MEB, Suriyeli mülteci öğrencilerin akademik uyumunu kolaylaştırmak adına 2014 yılında “Yabancılara Yönelik Eğitm-Öğretim Hizmetleri Genelgesi"ni yayınlamıştır (MEB, 2017). Geçici Koruma Yönetmeliği'nin 28. maddesi ile mültecilerin eğitimi Milli Eğitim Bakanlığı’nın kontrolü ve sorumluluğuna alınarak, Suriyeli mülteci çocukların MEB’e bağlı okullarda ve Suriyeliler için kurulmuş Geçici Eğitim Merkezleri’nde (GEM) eğitim alabilecekleri ifade edilmiştir (Yavuz ve Mızrak, 2016). Mülteci çocuklar için MEB ile birlikte çalışan bir diğer kurum olan UNICEF’in yayınladığı 2016 nisan raporunda ise, Suriyeli mülteci çocuklar için 43 okul ve GEM inşa edildiği, derslerindeki not ve okula devam durumlarını takip etmek ve mezuniyet belgelerini düzenlemek için üç dilde (Türkçe, İngilizce ve Arapça) Yabancı Öğrenci Bilgi İşletim Sistemine (YÖBİS) teknik ve finansal destek sağlandığı ve mülteci kamplarında bulunan bin 300’den fazla öğrenciye Türkçe dil kursu verildiği belirtilmiştir (UNICEF, 2016). UNICEF’in raporuna göre mülteci kamplarında yaşayan çocuklar Türkçe eğitimi almaktadır, fakat kamp dışında yaşayan mültecilerin sayısının daha fazla olduğu dikkate alınırsa, devlet okullarına devam eden mülteci çocukların Türkçe eğitiminden geçmemiş olmaları yüksek bir ihtimaldir.

Türkiye’deki yabancı uyruklu öğrencilerin önemli bir kısmını oluşturan Suriyeli mülteci çocuklar ın Türkiye’deki okul ortamına uyum sağlamasını kolaylaştırmak için MEB ve UNICEF işbirliği ile “Suriyeli mülteci çocukların Türk Eğitim Sistemine Entegrasyonunun Desteklenmesi” (PİCTES) adıyla bir proje başlatılmıştır.
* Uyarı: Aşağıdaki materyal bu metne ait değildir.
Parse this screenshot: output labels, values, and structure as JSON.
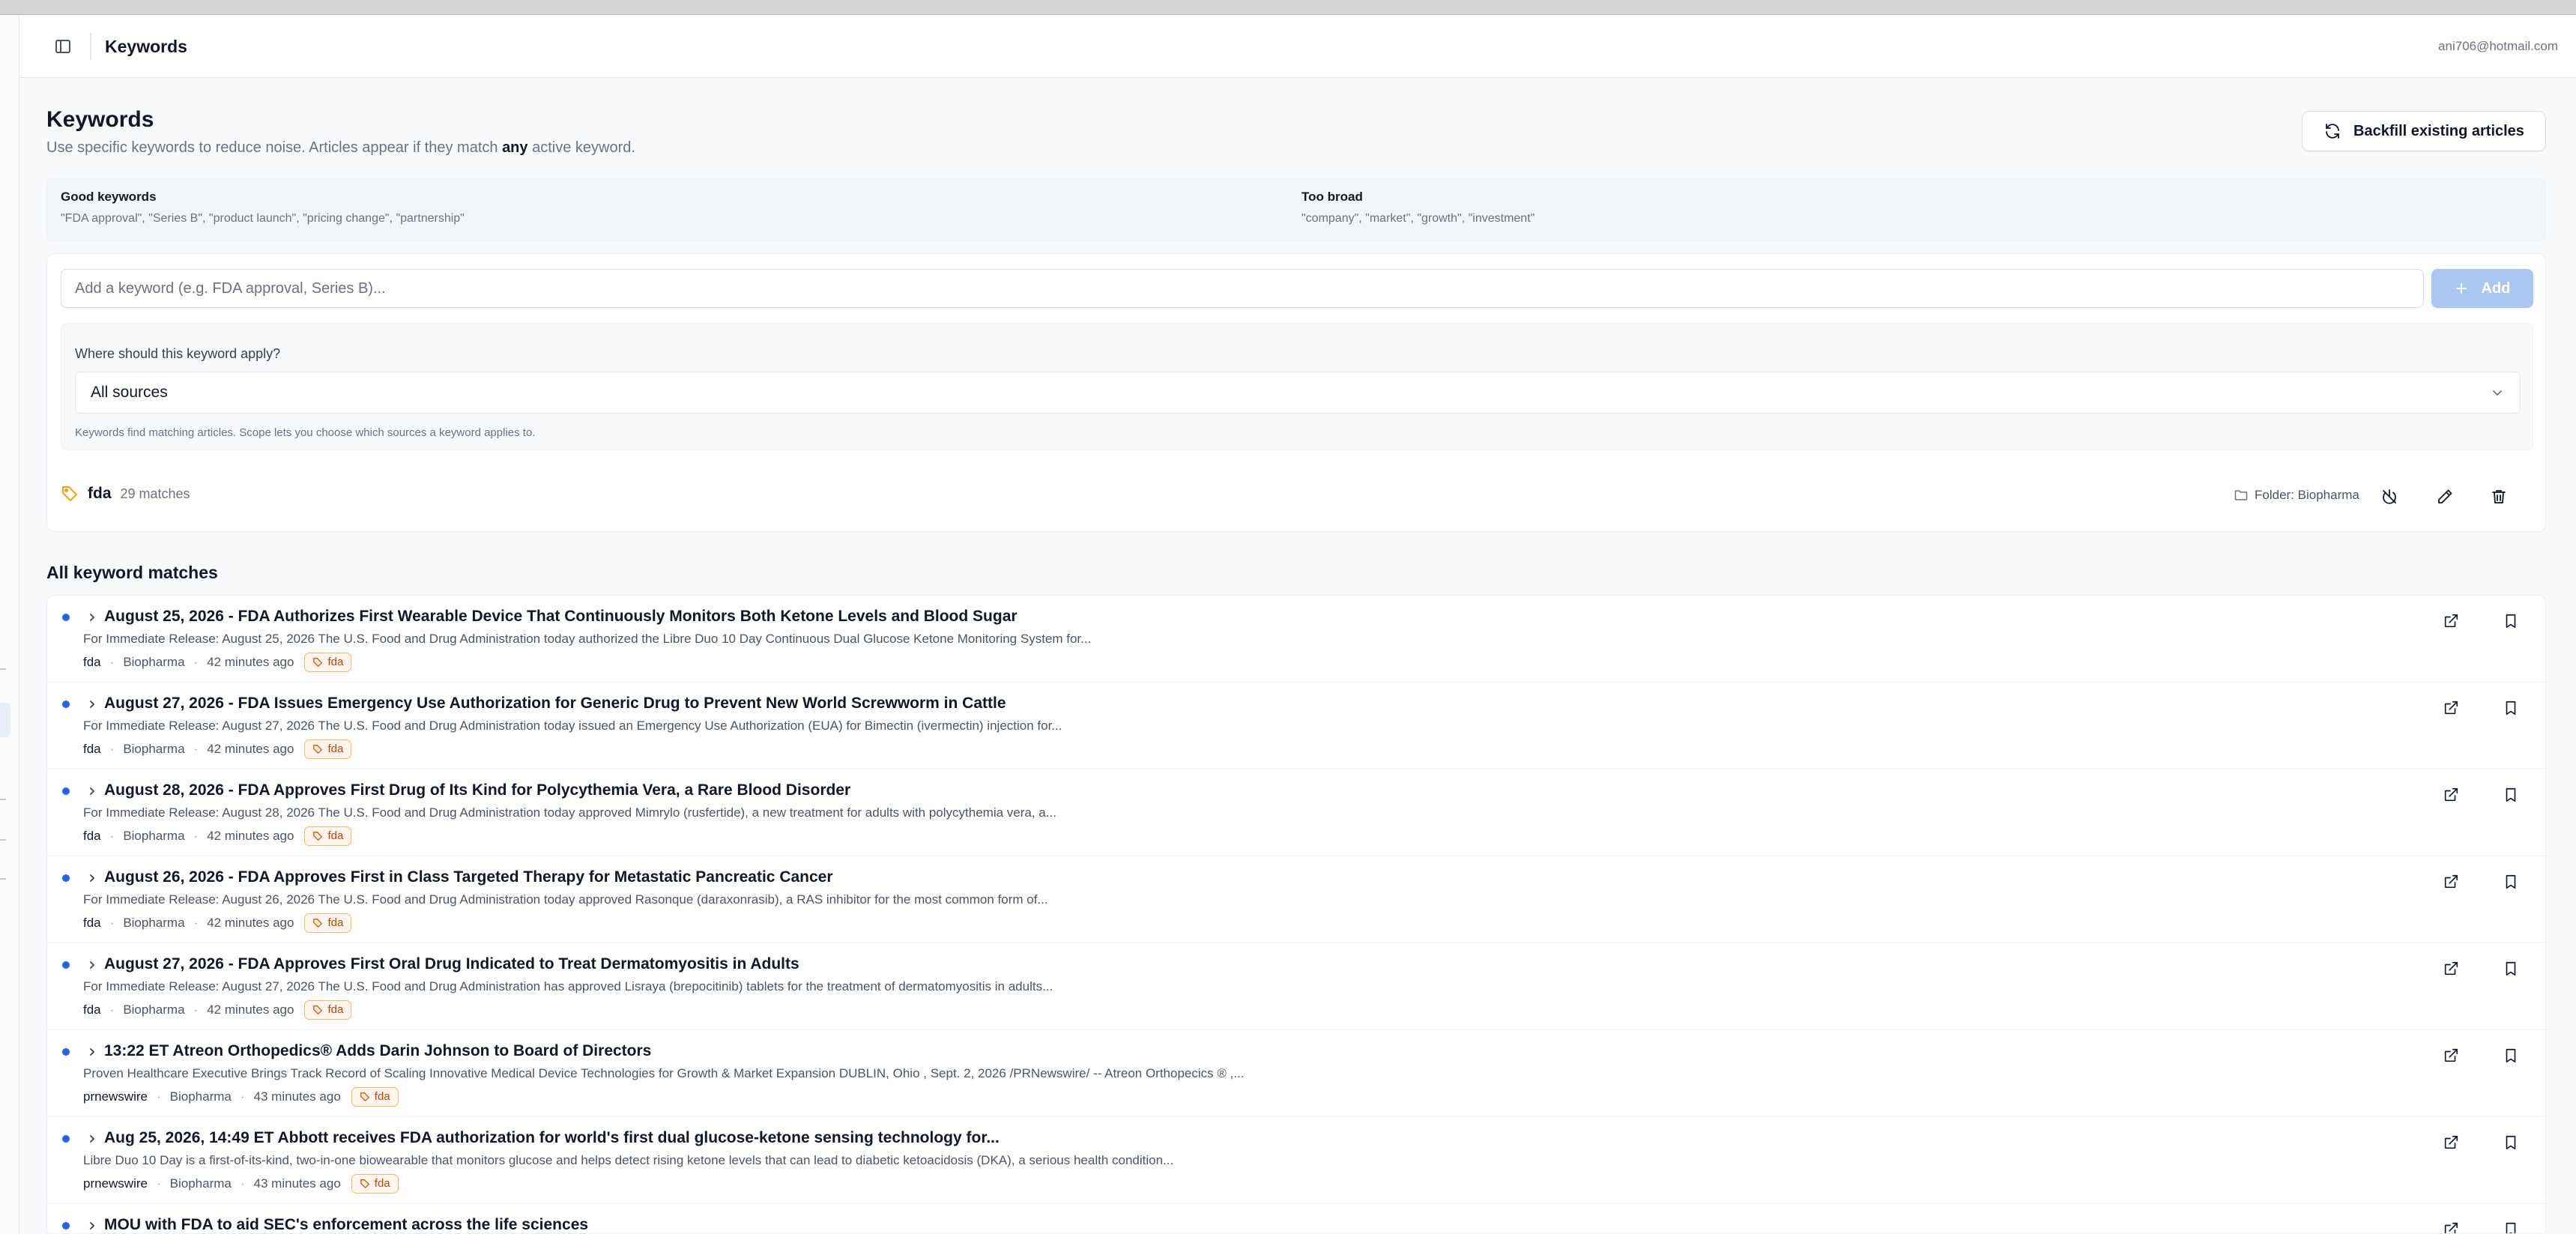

Proje Türkiye’deki Mülteciler için Mali Yardım Programı (FRİT) çerçevesinde AB tarafından finanse edilmektedir. Projenin faaliyetleri arasında dil eğitimi, erken çocukluk eğitimi, telafi eğitimi, destekleme eğitimi, taşıma hizmeti, kırtasiye yardımı, farkındalık artırma faaliyetleri, Türkçe müfredatın revizyonu, revizyon, içerik geliştirme ve uygun eğitim ortamı sağlanması yer almaktadır. Bu proje kapsamında Suriyeli mülteci çocukların eğitim imkanlarına erişiminin artırılmasıyla birlikte, verilen eğitimin kalitesinin, eğitim kurumlarının ve eğitimcilerin kapasitesinin yükseltilmesi hedeflenmiştir. Bu bağlamda, yabancı öğrencilere yönelik açılan uyum sınıfları, üçüncü sınıftan on ikinci sınıfa kadar olan öğrencilere eğitim vermektedir (PİCTES, t.y.).